The ability to locate RF devices within a building has long been sought after. Attempts to locate laptops, for example, and tagged devices have been proposed wherein a plurality of wireless receivers each transmit a signal and then try to identify through triangulation, for example, a location of the RF signal source. In one such system, phased array antennas used for each of the wireless receivers allow them to determine angle of incidence of the RF signals. With two receivers, an accurate estimation of transmitter location is possible in a test environment. Unfortunately, in real world environments reflections and other signal distortions result in errors in the location determinations and as such, these systems are problematic in commercial applications.

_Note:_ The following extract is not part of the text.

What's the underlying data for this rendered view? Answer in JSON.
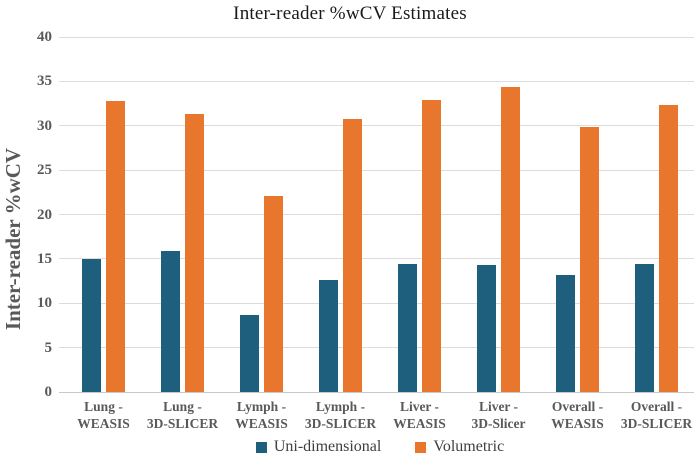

More recently, RF fingerprinting has been studied wherein a receiver is in motion and transmitted signals received thereby are used to estimate location. It has been found that with one transmitter in a controlled environment, it is possible to accurately estimate location. Unfortunately, like the other prior art, real world applications have eluded this technology for many reasons. First, there is signal reliability issues where noise levels, reflections, interference, weather, speed, receiver battery levels, etc. all affect the results. Second, in highly controlled environments it is easier to assure uniqueness of a received RF signal at every point within the controlled space. Third, controlled environments are highly static whereas the commercial world is not. Fourth, in a controlled environment certain features are excluded as problematic whereas in a commercial application, someone does not want to hear that they need to replace all of their metal fixtures with plastic ones.
It would be advantageous to provide a method and system for supporting commercial indoor RF based location services.